Elasticity
Key Terms
Elasticity is the ability of a material to regain its original shape or size after deformation, removal of stress/force, or after it has been compressed.
Deformation occurs when a wire is stretched or compressed. It is elastic if the wire returns to its original position, while it is plastic if it does not return to its original position.
Elastic limit is the limit of a force beyond which a stretched wire does not return to its original length when the stretching force is removed.
Yield point is the point beyond the elastic limit where the material has lost all its elasticity permanently and has become plastic.
Maximum load occurs when a wire can no longer withstand any further increase in load.
Breaking point is the point at which a material breaks after being stretched beyond the yield point and can no longer endure further stretching.
Hooke’s Law
Hooke’s Law states that the extension (e) of an elastic body is directly proportional to the applied force (F), provided that the elastic limit is not exceeded.
Mathematically:
F ∝ e
$$ F = K \times e $$
- K is the force constant (stiffness constant) in N/m.
- F is the applied force or weight in Newtons (N).
- e is the extension or compression in meters (m).
Force can also be expressed as:
$$ F = mg $$
- m is the mass in kilograms (kg).
- g is the acceleration due to gravity (9.8 m/s²).
Young’s Modulus
Young’s Modulus (Y) is the ratio of tensile stress to tensile strain.
Formula:
$$ Y = \frac{\text{Tensile Stress}}{\text{Tensile Strain}}$$
Tensile Strain
Tensile strain is the ratio of the extension of a material to its original length.
Mathematically:
$$ Strain = \frac{Extension (e)}{\text{original Length(L)}} $$
Tensile strain has no unit.
Tensile Stress
Tensile stress is the ratio of the force acting on a material to its cross-sectional area.
Mathematically:
Stress = Force (F) / Cross-Sectional Area (A)
Work Done in Springs and Elastic Strings
When a force (F) is applied to an elastic spring of original length (L), causing it to undergo an extension or compression (e), the average force is given by:
$$ F = \frac{1}{2} \times F $$
Work Done by a Spring
Work done is calculated as:
Work Done = Force × Distance
Since the average force is applied over the extension:
\[ W = \frac{1}{2} F e \]
Using \[ F = K e \], where K is the force constant:
\[ W = \frac{1}{2} K e^2 \]
This represents the work done by a spring when compressed or extended by a force.
Energy Stored in a Spring
The energy stored in a stretched or compressed spring (elastic potential energy) is also given by:
\[ W = \frac{1}{2} F e \]
Or using Hooke’s Law:
\[ W = \frac{1}{2} K e^2 \]
The unit of work or energy is Joules (J).
Spring Balance
A spring balance is a type of mechanical force gauge or weighing scale.

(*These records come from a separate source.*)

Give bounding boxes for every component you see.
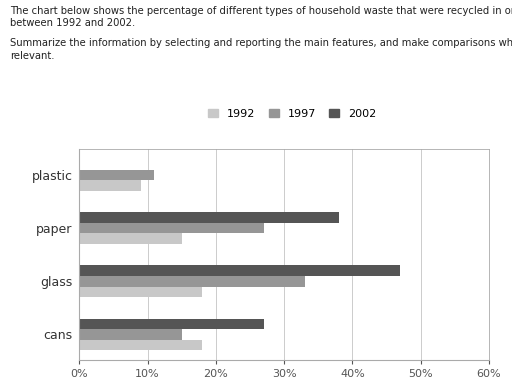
Text: The chart below shows the percentage of different types of household waste that : The chart below shows the percentage of … [10, 6, 512, 16]
Text: relevant.: relevant. [10, 51, 55, 61]
Bar [79, 319, 264, 329]
Bar [79, 340, 202, 350]
Bar [79, 265, 400, 276]
Bar [79, 329, 182, 340]
Bar [79, 233, 182, 244]
Bar [79, 170, 155, 180]
Bar [79, 286, 202, 297]
Bar [79, 180, 141, 191]
Bar [79, 212, 339, 223]
Bar [79, 276, 305, 286]
Text: between 1992 and 2002.: between 1992 and 2002. [10, 18, 136, 28]
Legend: 1992, 1997, 2002: 1992, 1997, 2002 [208, 109, 376, 119]
Text: Summarize the information by selecting and reporting the main features, and make: Summarize the information by selecting a… [10, 38, 512, 48]
Bar [79, 223, 264, 233]
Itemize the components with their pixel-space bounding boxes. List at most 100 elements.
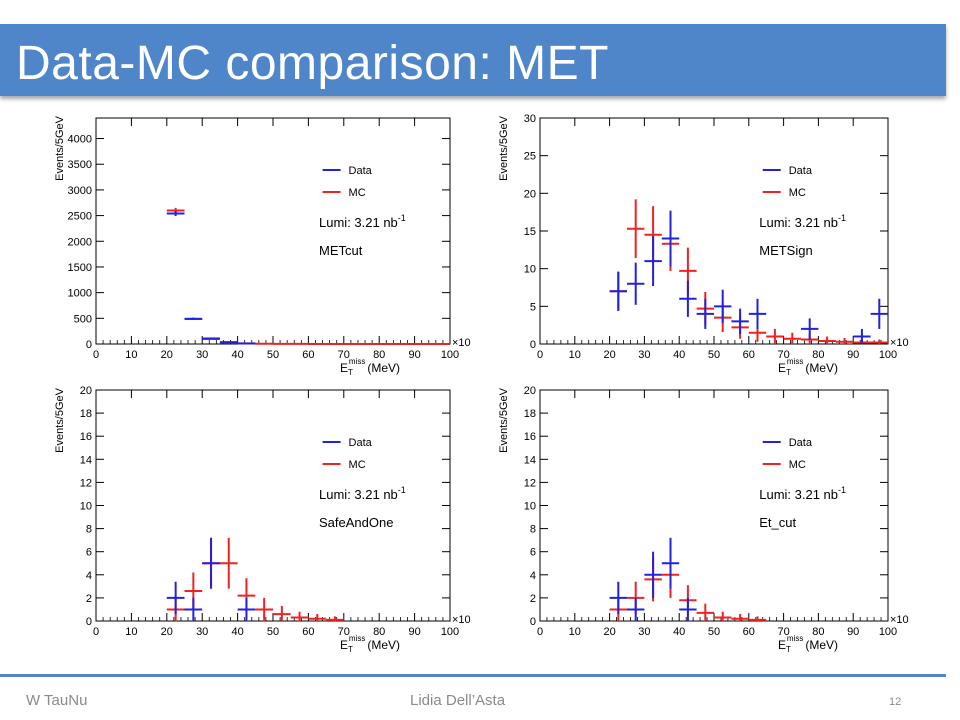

It consists of a spring fixed at one end with a hook to attach an object at the other. At the top of the spring balance, there is a fixed end, and at the bottom, a free end that moves when a force is applied to it.
The key component of a Newton spring balance is the spring. When a force is applied, the spring extends. The larger the force, the greater the extension. The relationship between the force applied and the extension of the spring is governed by Hooke's Law.
To establish this relationship, you can measure how the spring extends in response to different forces. This can be done by adding a series of masses, increasing the force on the spring, and then plotting the force against the extension.
A spring balance is used to measure the weight (force acting on an object). It is also known as a spring scale or Newton meter.